@RadleyBalko points to a Washington Examiner column in which Jim Kouri, Vice President and Public Information Officer of the National Association of Chiefs of Police, says that Obama administration policy changes with regard to the “global war on terrorism” allow “suspected Fifth Column-type groups … to make symbolic demands on agencies such as the Federal Bureau of Investigation and the Central Intelligence Agency.” He says the Council on American-Islamic Relations has called on the FBI to confirm or deny that a number of Long Island mosques are under law enforcement surveillance.


It’s hard to find the answer to the first question this raises: “So what?” Kouri does not make the case he implies: that something sinister lurks because this group, having a suspicion of something they see as wrongdoing, asks the agency in question whether it’s happening or not.

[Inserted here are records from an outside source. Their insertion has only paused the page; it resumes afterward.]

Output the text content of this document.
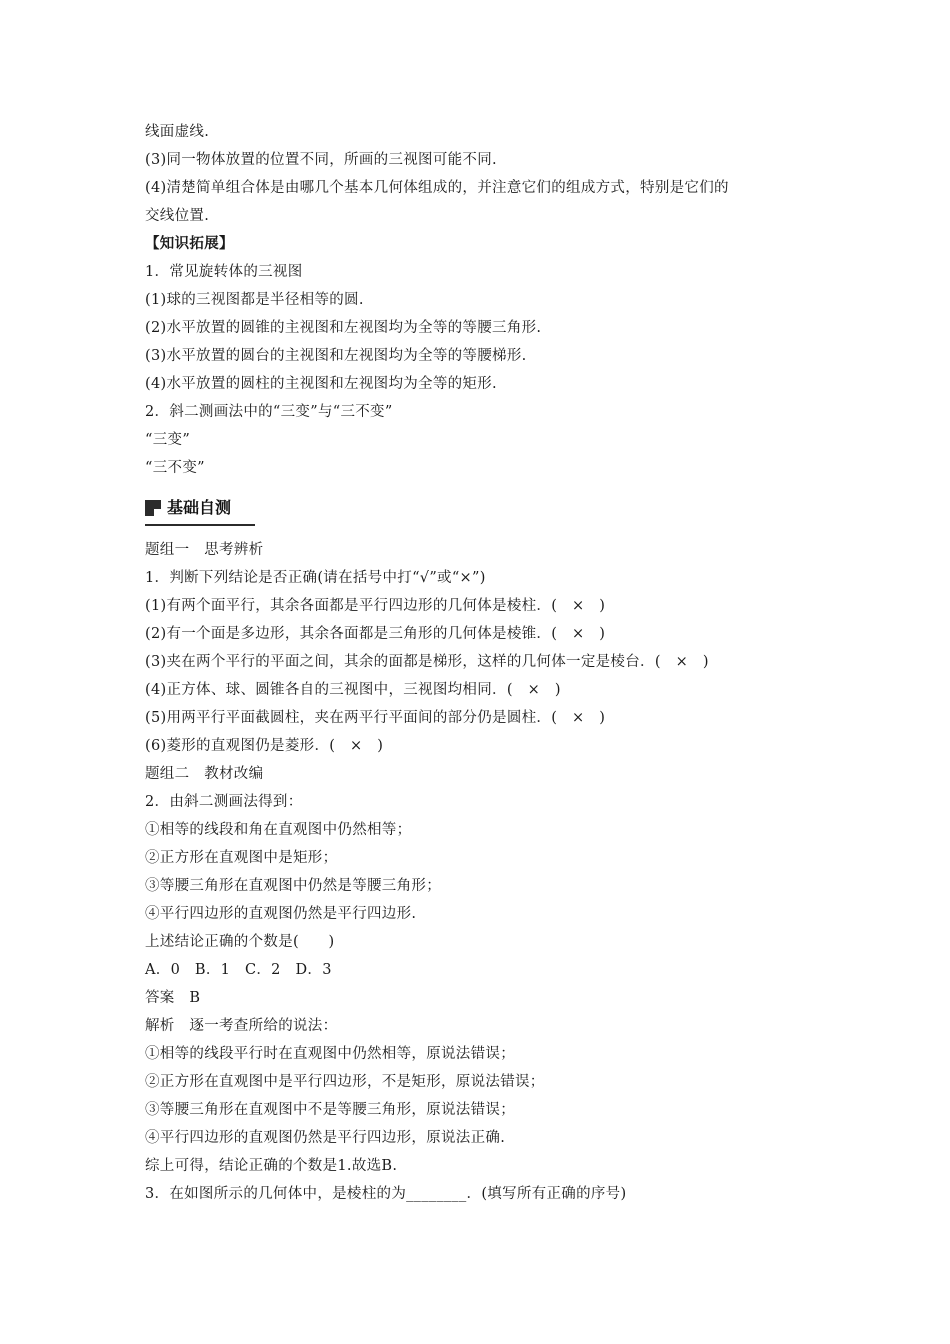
线面虚线.
(3)同一物体放置的位置不同，所画的三视图可能不同.
(4)清楚简单组合体是由哪几个基本几何体组成的，并注意它们的组成方式，特别是它们的
交线位置.
【知识拓展】
1．常见旋转体的三视图
(1)球的三视图都是半径相等的圆.
(2)水平放置的圆锥的主视图和左视图均为全等的等腰三角形.
(3)水平放置的圆台的主视图和左视图均为全等的等腰梯形.
(4)水平放置的圆柱的主视图和左视图均为全等的矩形.
2．斜二测画法中的“三变”与“三不变”
“三变”
“三不变”
基础自测
题组一　思考辨析
1．判断下列结论是否正确(请在括号中打“√”或“×”)
(1)有两个面平行，其余各面都是平行四边形的几何体是棱柱．(　×　)
(2)有一个面是多边形，其余各面都是三角形的几何体是棱锥．(　×　)
(3)夹在两个平行的平面之间，其余的面都是梯形，这样的几何体一定是棱台．(　×　)
(4)正方体、球、圆锥各自的三视图中，三视图均相同．(　×　)
(5)用两平行平面截圆柱，夹在两平行平面间的部分仍是圆柱．(　×　)
(6)菱形的直观图仍是菱形．(　×　)
题组二　教材改编
2．由斜二测画法得到：
①相等的线段和角在直观图中仍然相等；
②正方形在直观图中是矩形；
③等腰三角形在直观图中仍然是等腰三角形；
④平行四边形的直观图仍然是平行四边形.
上述结论正确的个数是(　　)
A．0　B．1　C．2　D．3
答案　B
解析　逐一考查所给的说法：
①相等的线段平行时在直观图中仍然相等，原说法错误；
②正方形在直观图中是平行四边形，不是矩形，原说法错误；
③等腰三角形在直观图中不是等腰三角形，原说法错误；
④平行四边形的直观图仍然是平行四边形，原说法正确.
综上可得，结论正确的个数是1.故选B.
3．在如图所示的几何体中，是棱柱的为________．(填写所有正确的序号)
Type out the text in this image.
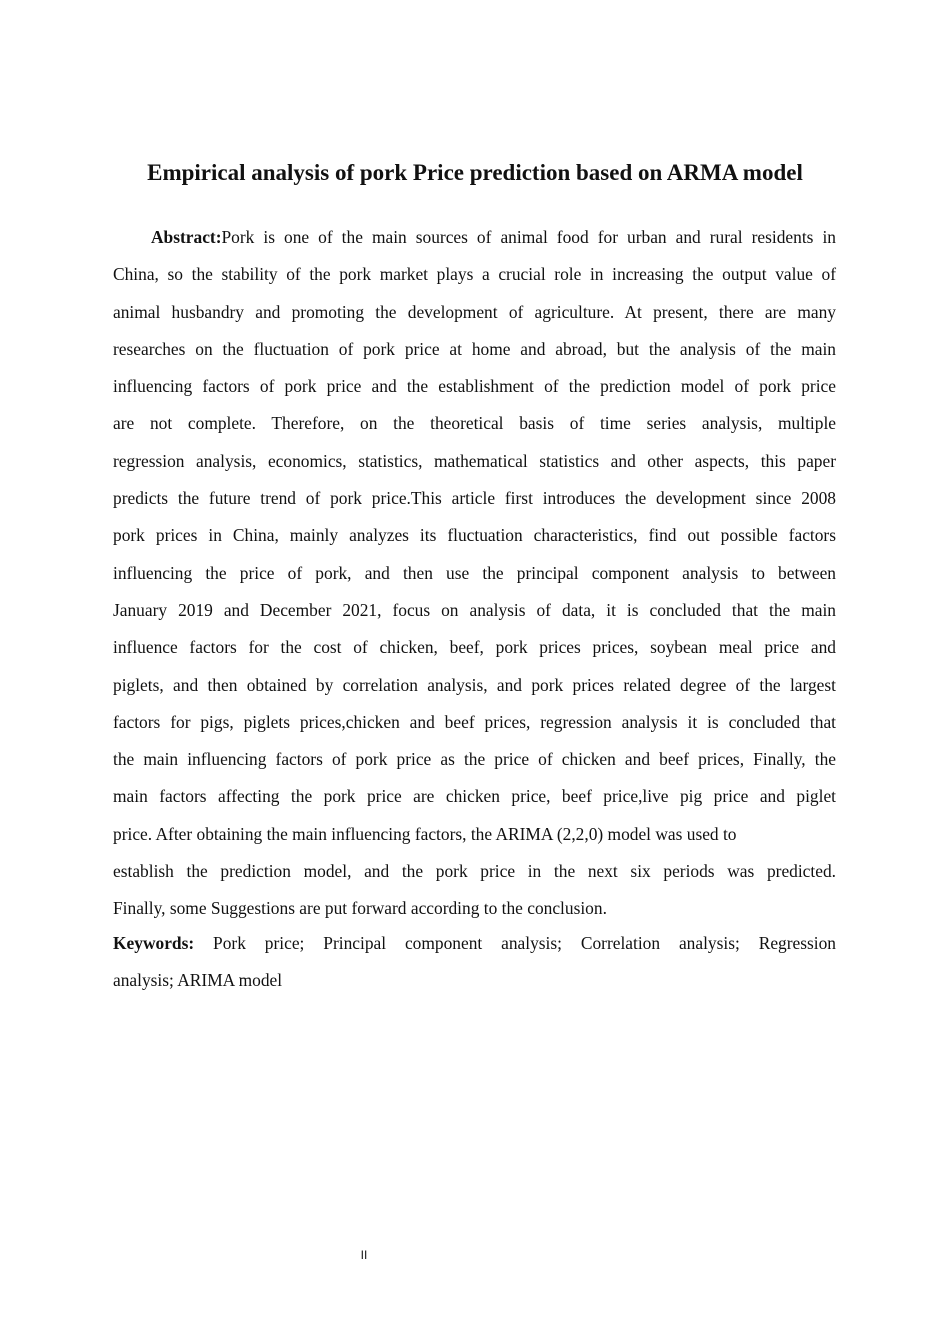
Empirical analysis of pork Price prediction based on ARMA model
Abstract:Pork is one of the main sources of animal food for urban and rural residents in
China, so the stability of the pork market plays a crucial role in increasing the output value of
animal husbandry and promoting the development of agriculture. At present, there are many
researches on the fluctuation of pork price at home and abroad, but the analysis of the main
influencing factors of pork price and the establishment of the prediction model of pork price
are not complete. Therefore, on the theoretical basis of time series analysis, multiple
regression analysis, economics, statistics, mathematical statistics and other aspects, this paper
predicts the future trend of pork price.This article first introduces the development since 2008
pork prices in China, mainly analyzes its fluctuation characteristics, find out possible factors
influencing the price of pork, and then use the principal component analysis to between
January 2019 and December 2021, focus on analysis of data, it is concluded that the main
influence factors for the cost of chicken, beef, pork prices prices, soybean meal price and
piglets, and then obtained by correlation analysis, and pork prices related degree of the largest
factors for pigs, piglets prices,chicken and beef prices, regression analysis it is concluded that
the main influencing factors of pork price as the price of chicken and beef prices, Finally, the
main factors affecting the pork price are chicken price, beef price,live pig price and piglet
price. After obtaining the main influencing factors, the ARIMA (2,2,0) model was used to
establish the prediction model, and the pork price in the next six periods was predicted.
Finally, some Suggestions are put forward according to the conclusion.
Keywords: Pork price; Principal component analysis; Correlation analysis; Regression
analysis; ARIMA model
II
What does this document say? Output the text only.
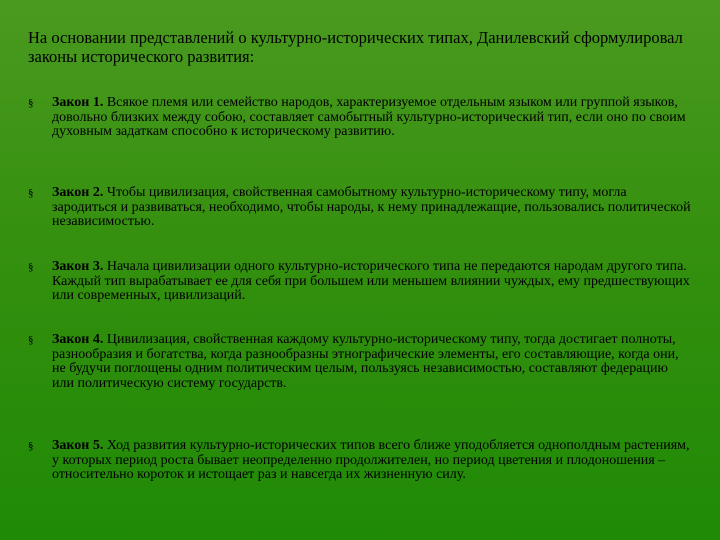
На основании представлений о культурно-исторических типах, Данилевский сформулировал законы исторического развития:
§	Закон 1. Всякое племя или семейство народов, характеризуемое отдельным языком или группой языков, довольно близких между собою, составляет самобытный культурно-исторический тип, если оно по своим духовным задаткам способно к историческому развитию.
§	Закон 2. Чтобы цивилизация, свойственная самобытному культурно-историческому типу, могла зародиться и развиваться, необходимо, чтобы народы, к нему принадлежащие, пользовались политической независимостью.
§	Закон 3. Начала цивилизации одного культурно-исторического типа не передаются народам другого типа. Каждый тип вырабатывает ее для себя при большем или меньшем влиянии чуждых, ему предшествующих или современных, цивилизаций.
§	Закон 4. Цивилизация, свойственная каждому культурно-историческому типу, тогда достигает полноты, разнообразия и богатства, когда разнообразны этнографические элементы, его составляющие, когда они, не будучи поглощены одним политическим целым, пользуясь независимостью, составляют федерацию или политическую систему государств.
§	Закон 5. Ход развития культурно-исторических типов всего ближе уподобляется однополдным растениям, у которых период роста бывает неопределенно продолжителен, но период цветения и плодоношения – относительно короток и истощает раз и навсегда их жизненную силу.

But the piece raised another question for me: “What’s a ‘Fifth Column,’ anyway?” The expression has been around forever, but what does it really mean?


Ahead of the Siege of Madrid in the Spanish Civil War, a general under Francisco Franco claimed that he would take the city with the four columns of troops under his command and a “fifth column” of nationalist sympathizers inside the city.


The city never fell to the nationalists, but fear of this “fifth column” caused the Republican government under Francisco Caballero to abandon Madrid for Valencia and it led to a massacre of nationalist prisoners in Madrid during the ensuing battle.


So a “fifth column” is not so much an insidious group of spies or traitors as it is the threat of such a group which causes the incumbent power to miscalculate and overreact. That doesn’t clear up what Kouri is trying to get across, but it does have the air of unintended confession.